Much has been achieved in Europe in the aftermath of two World Wars and the collapse of communism. Inclusive citizenship, based on the institutional recognition of diversity and embedded in a culture that fosters belonging, has become a reality across many countries. It may not always be perfect, comprehensive, and all-embracing, but human and minority rights, civil liberties, political representation and participation, and economic opportunities today extend to a much broader cross-section of our societies than ever before.

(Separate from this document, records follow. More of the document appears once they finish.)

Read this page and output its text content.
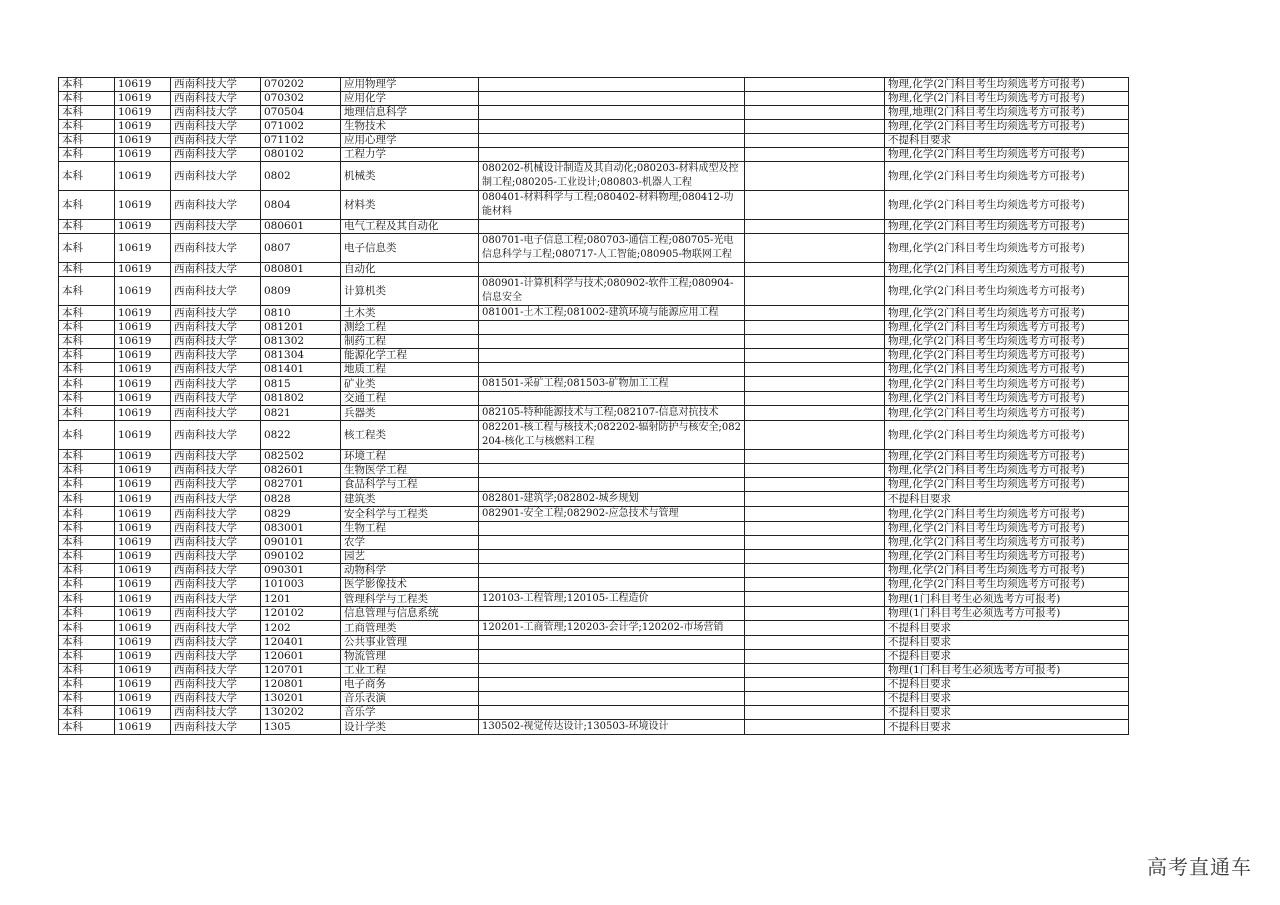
本科	10619	西南科技大学	070202	应用物理学			物理,化学(2门科目考生均须选考方可报考)
本科	10619	西南科技大学	070302	应用化学			物理,化学(2门科目考生均须选考方可报考)
本科	10619	西南科技大学	070504	地理信息科学			物理,地理(2门科目考生均须选考方可报考)
本科	10619	西南科技大学	071002	生物技术			物理,化学(2门科目考生均须选考方可报考)
本科	10619	西南科技大学	071102	应用心理学			不提科目要求
本科	10619	西南科技大学	080102	工程力学			物理,化学(2门科目考生均须选考方可报考)
本科	10619	西南科技大学	0802	机械类	080202-机械设计制造及其自动化;080203-材料成型及控制工程;080205-工业设计;080803-机器人工程		物理,化学(2门科目考生均须选考方可报考)
本科	10619	西南科技大学	0804	材料类	080401-材料科学与工程;080402-材料物理;080412-功能材料		物理,化学(2门科目考生均须选考方可报考)
本科	10619	西南科技大学	080601	电气工程及其自动化			物理,化学(2门科目考生均须选考方可报考)
本科	10619	西南科技大学	0807	电子信息类	080701-电子信息工程;080703-通信工程;080705-光电信息科学与工程;080717-人工智能;080905-物联网工程		物理,化学(2门科目考生均须选考方可报考)
本科	10619	西南科技大学	080801	自动化			物理,化学(2门科目考生均须选考方可报考)
本科	10619	西南科技大学	0809	计算机类	080901-计算机科学与技术;080902-软件工程;080904-信息安全		物理,化学(2门科目考生均须选考方可报考)
本科	10619	西南科技大学	0810	土木类	081001-土木工程;081002-建筑环境与能源应用工程		物理,化学(2门科目考生均须选考方可报考)
本科	10619	西南科技大学	081201	测绘工程			物理,化学(2门科目考生均须选考方可报考)
本科	10619	西南科技大学	081302	制药工程			物理,化学(2门科目考生均须选考方可报考)
本科	10619	西南科技大学	081304	能源化学工程			物理,化学(2门科目考生均须选考方可报考)
本科	10619	西南科技大学	081401	地质工程			物理,化学(2门科目考生均须选考方可报考)
本科	10619	西南科技大学	0815	矿业类	081501-采矿工程;081503-矿物加工工程		物理,化学(2门科目考生均须选考方可报考)
本科	10619	西南科技大学	081802	交通工程			物理,化学(2门科目考生均须选考方可报考)
本科	10619	西南科技大学	0821	兵器类	082105-特种能源技术与工程;082107-信息对抗技术		物理,化学(2门科目考生均须选考方可报考)
本科	10619	西南科技大学	0822	核工程类	082201-核工程与核技术;082202-辐射防护与核安全;082204-核化工与核燃料工程		物理,化学(2门科目考生均须选考方可报考)
本科	10619	西南科技大学	082502	环境工程			物理,化学(2门科目考生均须选考方可报考)
本科	10619	西南科技大学	082601	生物医学工程			物理,化学(2门科目考生均须选考方可报考)
本科	10619	西南科技大学	082701	食品科学与工程			物理,化学(2门科目考生均须选考方可报考)
本科	10619	西南科技大学	0828	建筑类	082801-建筑学;082802-城乡规划		不提科目要求
本科	10619	西南科技大学	0829	安全科学与工程类	082901-安全工程;082902-应急技术与管理		物理,化学(2门科目考生均须选考方可报考)
本科	10619	西南科技大学	083001	生物工程			物理,化学(2门科目考生均须选考方可报考)
本科	10619	西南科技大学	090101	农学			物理,化学(2门科目考生均须选考方可报考)
本科	10619	西南科技大学	090102	园艺			物理,化学(2门科目考生均须选考方可报考)
本科	10619	西南科技大学	090301	动物科学			物理,化学(2门科目考生均须选考方可报考)
本科	10619	西南科技大学	101003	医学影像技术			物理,化学(2门科目考生均须选考方可报考)
本科	10619	西南科技大学	1201	管理科学与工程类	120103-工程管理;120105-工程造价		物理(1门科目考生必须选考方可报考)
本科	10619	西南科技大学	120102	信息管理与信息系统			物理(1门科目考生必须选考方可报考)
本科	10619	西南科技大学	1202	工商管理类	120201-工商管理;120203-会计学;120202-市场营销		不提科目要求
本科	10619	西南科技大学	120401	公共事业管理			不提科目要求
本科	10619	西南科技大学	120601	物流管理			不提科目要求
本科	10619	西南科技大学	120701	工业工程			物理(1门科目考生必须选考方可报考)
本科	10619	西南科技大学	120801	电子商务			不提科目要求
本科	10619	西南科技大学	130201	音乐表演			不提科目要求
本科	10619	西南科技大学	130202	音乐学			不提科目要求
本科	10619	西南科技大学	1305	设计学类	130502-视觉传达设计;130503-环境设计		不提科目要求
高考直通车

Yet, we must remember that such pluralism is a process, requiring constant institutional and cultural effort and the constant reaffirmation of the choice to value, rather than denigrate, diversity. Thus, we must not only remember 1918 for the horrors that it ended, but also for the opportunity it could have been but never was—the opportunity to create pluralistic societies in which minorities do not feel as second-class citizens but as equal members who are recognised and belong, making society richer because diversity is valued as an asset, not feared as a threat.
In this sense, remembering 1918 creates not only an opportunity not to repeat the wrong choices of the past century but also an obligation to build on, and intensify, efforts to create pluralistic societies in which minorities and majorities alike can strive and their members can reach their full potential as individuals.